A recent instance of this now-reflexive call and response came earlier this month. MMA fighter and media personality Chael Sonnen was on Fox Sports Live, new sports network Fox Sports 1′s version of ESPN’s SportsCenter, to discuss boxer Floyd Mayweather’s match against Canelo Alvarez. Criticizing the perceived quality of Mayweather’s recent opponents, Sonnen said:
I’ve never seen anybody in the history of America get so rich and so famous off of having complete wimps throwing punch at their faces. I know what you’re saying. You’re saying, “Well, it’s happened before, what about Rihanna?”
Video of the segment is available here.
Sonnen’s inartful, imperfect analogy between Mayweather, who happened to have served jail time for domestic abuse, and Rihanna, a pop singer and a domestic abuse victim, triggered the issuance of an apology from the network before Sonnen’s remarks could blossom into a larger controversy:
FOX Sports regrets the comments Chael Sonnen made during last night’s edition of FOX Sports Live. They were an inappropriate attempt at humor that Sonnen acknowledges shouldn’t have been made and he apologizes to anyone who may have been offended by his remarks.

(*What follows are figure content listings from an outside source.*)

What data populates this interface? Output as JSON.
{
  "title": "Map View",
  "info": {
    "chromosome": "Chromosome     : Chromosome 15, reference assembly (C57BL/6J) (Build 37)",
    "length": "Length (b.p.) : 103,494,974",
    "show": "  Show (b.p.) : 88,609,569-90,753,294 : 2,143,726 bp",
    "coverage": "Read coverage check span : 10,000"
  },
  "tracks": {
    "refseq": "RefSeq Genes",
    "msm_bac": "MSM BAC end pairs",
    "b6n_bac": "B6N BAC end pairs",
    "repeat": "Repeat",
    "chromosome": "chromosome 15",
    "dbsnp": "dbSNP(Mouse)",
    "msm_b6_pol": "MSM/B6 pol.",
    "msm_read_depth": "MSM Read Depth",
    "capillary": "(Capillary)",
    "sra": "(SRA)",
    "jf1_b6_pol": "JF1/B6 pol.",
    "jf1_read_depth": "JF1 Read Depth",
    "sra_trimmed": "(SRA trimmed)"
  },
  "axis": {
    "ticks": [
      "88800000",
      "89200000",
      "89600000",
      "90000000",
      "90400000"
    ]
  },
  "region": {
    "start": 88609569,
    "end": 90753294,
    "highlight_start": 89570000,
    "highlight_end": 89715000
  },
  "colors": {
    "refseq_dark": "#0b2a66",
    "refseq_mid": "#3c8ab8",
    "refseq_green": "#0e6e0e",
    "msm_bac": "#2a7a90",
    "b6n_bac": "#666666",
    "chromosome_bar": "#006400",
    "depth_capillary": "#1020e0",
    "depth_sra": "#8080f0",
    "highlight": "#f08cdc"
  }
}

This cycle– statement, reaction, apology– has become both rote and swift in American media culture, to the point where a) the reaction phase no longer is a necessary way station before the apology, and b) the apology itself has become formulaic, always addressed to “anyone who may have been offended.”

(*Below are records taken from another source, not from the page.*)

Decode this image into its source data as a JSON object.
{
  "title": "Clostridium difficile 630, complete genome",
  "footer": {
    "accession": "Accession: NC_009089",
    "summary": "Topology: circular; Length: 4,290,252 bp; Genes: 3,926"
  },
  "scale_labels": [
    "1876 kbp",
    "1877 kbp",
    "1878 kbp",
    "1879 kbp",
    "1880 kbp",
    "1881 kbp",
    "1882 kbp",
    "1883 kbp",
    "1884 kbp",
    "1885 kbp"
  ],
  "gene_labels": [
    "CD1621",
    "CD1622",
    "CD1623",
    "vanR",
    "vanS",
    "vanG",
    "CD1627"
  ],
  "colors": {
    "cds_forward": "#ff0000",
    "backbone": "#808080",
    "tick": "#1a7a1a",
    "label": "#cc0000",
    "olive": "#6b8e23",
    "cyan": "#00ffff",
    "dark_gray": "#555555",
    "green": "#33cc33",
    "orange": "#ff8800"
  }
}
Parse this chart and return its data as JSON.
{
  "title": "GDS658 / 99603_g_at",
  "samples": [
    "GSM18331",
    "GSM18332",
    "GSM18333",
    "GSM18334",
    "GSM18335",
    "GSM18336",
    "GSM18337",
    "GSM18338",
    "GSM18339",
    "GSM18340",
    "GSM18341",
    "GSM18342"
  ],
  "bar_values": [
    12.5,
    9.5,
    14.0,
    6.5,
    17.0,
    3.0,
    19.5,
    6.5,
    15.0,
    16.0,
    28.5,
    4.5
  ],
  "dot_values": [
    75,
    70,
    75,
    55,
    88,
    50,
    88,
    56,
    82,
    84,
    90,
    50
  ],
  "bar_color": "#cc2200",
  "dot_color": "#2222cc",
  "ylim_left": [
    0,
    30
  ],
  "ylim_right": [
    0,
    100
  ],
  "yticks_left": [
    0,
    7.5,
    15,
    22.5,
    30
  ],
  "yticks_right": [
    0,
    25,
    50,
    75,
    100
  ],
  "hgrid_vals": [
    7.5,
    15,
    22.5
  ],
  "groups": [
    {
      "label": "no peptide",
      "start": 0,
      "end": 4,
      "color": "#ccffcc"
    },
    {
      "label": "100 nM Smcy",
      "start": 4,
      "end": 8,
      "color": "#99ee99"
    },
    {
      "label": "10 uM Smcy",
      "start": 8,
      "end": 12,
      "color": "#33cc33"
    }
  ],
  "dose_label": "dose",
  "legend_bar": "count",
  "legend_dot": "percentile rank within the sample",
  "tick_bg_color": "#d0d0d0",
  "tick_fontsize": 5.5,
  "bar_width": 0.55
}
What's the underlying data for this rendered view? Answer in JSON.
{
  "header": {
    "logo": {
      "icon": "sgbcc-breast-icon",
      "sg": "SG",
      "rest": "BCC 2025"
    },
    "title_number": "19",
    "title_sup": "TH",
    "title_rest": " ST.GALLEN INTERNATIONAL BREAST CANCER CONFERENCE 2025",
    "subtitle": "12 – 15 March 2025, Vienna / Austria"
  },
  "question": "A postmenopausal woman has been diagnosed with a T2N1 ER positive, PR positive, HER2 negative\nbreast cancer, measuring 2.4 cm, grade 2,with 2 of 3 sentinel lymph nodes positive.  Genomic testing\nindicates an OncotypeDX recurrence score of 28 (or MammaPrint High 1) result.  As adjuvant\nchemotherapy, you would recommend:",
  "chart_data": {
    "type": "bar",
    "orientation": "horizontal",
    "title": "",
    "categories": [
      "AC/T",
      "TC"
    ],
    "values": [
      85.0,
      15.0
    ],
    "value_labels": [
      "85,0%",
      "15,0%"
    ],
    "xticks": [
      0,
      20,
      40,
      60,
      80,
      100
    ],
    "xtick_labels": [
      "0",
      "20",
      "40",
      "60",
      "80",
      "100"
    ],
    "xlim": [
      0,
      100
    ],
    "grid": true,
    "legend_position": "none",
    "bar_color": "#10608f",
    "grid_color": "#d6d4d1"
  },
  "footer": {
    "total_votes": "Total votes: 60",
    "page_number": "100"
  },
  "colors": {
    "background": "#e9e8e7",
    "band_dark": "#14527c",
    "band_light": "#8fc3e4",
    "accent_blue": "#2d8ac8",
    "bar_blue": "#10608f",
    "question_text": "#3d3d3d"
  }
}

The ubiquitous and seemingly harmless addendum about “anyone who may have been offended” is, at best, counterproductive. First, while the phrase usually comes at the end of the “apology,” blunting and qualifying what otherwise might simply be, “I’m sorry,” it actually indicates a limited, defined audience for the “apology.” Rather than allowing for a statement that could be simultaneously broader and more direct, this phrase shifts the attention and onus from the person who made the original statement to those people upset by the remark and whose sensibilities ostensibly necessitated the apologetic charade. This linguistic shift then draws negative attention to these supposedly overly sensitive people, who, it then will be said, must be members of the “P.C. police,” seeking nothing more than the suppression of free speech and the enforcement of antiquated moral values.

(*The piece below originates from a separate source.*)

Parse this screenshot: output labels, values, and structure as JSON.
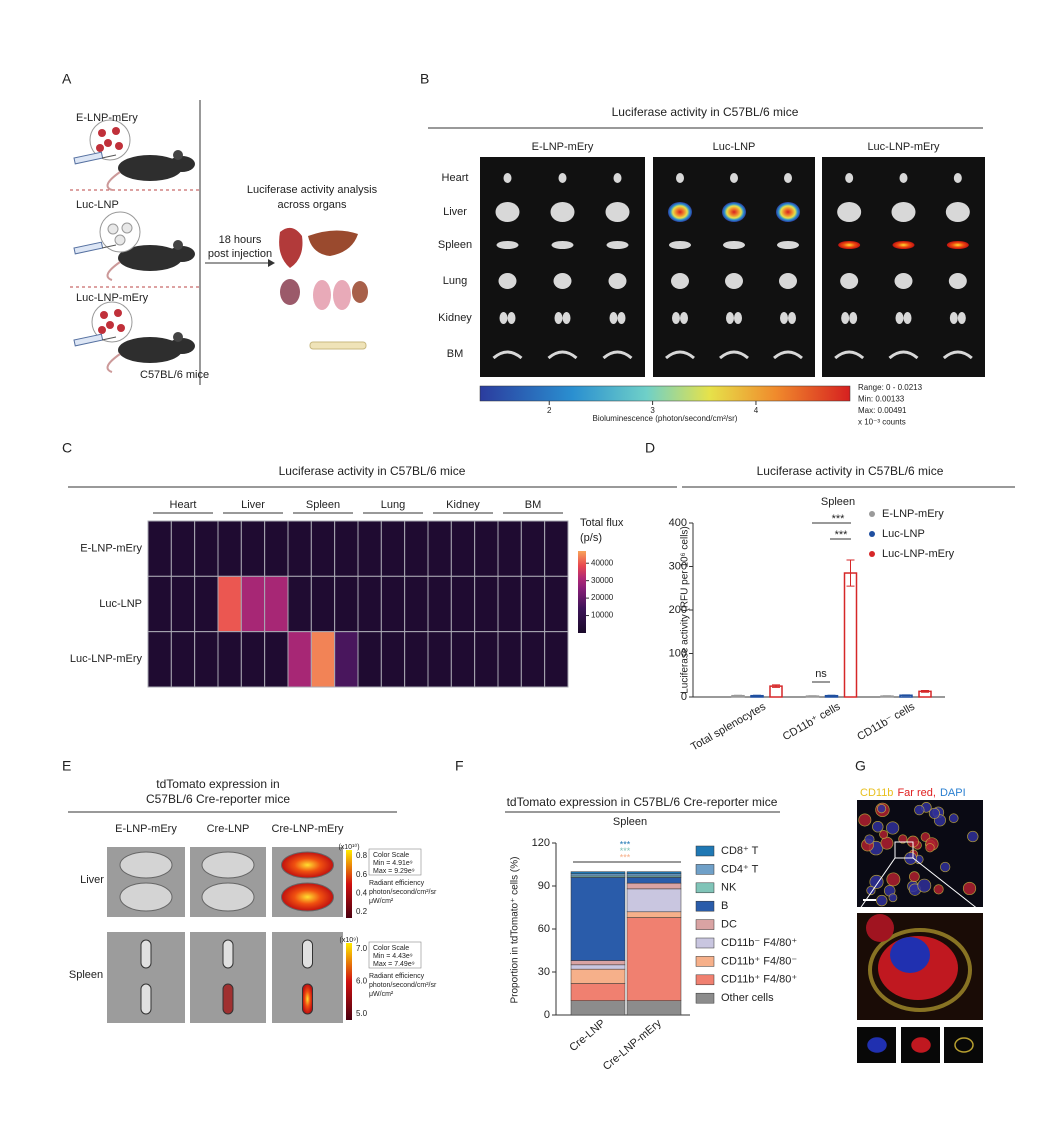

Second, and perhaps more fundamentally, the phrase renders the apologetic nature of the statement, because it refuses to acknowledge that even one person actually upset by the statement exists; at best, it is a conditional apology. A conditional apology is no apology at all, particularly where the apology’s recipients are not equally able to engage in dialogue with the apology’s issuer.
To remedy these deficiencies, in reverse order: 1) change “anyone” to “those” and “may have been” to “were,” so that the apology is addressed to “those who were offended” and the focus remains on the person apologizing, and 2) remove the phrase altogether. “I’m sorry for saying what I said” works just fine on its own.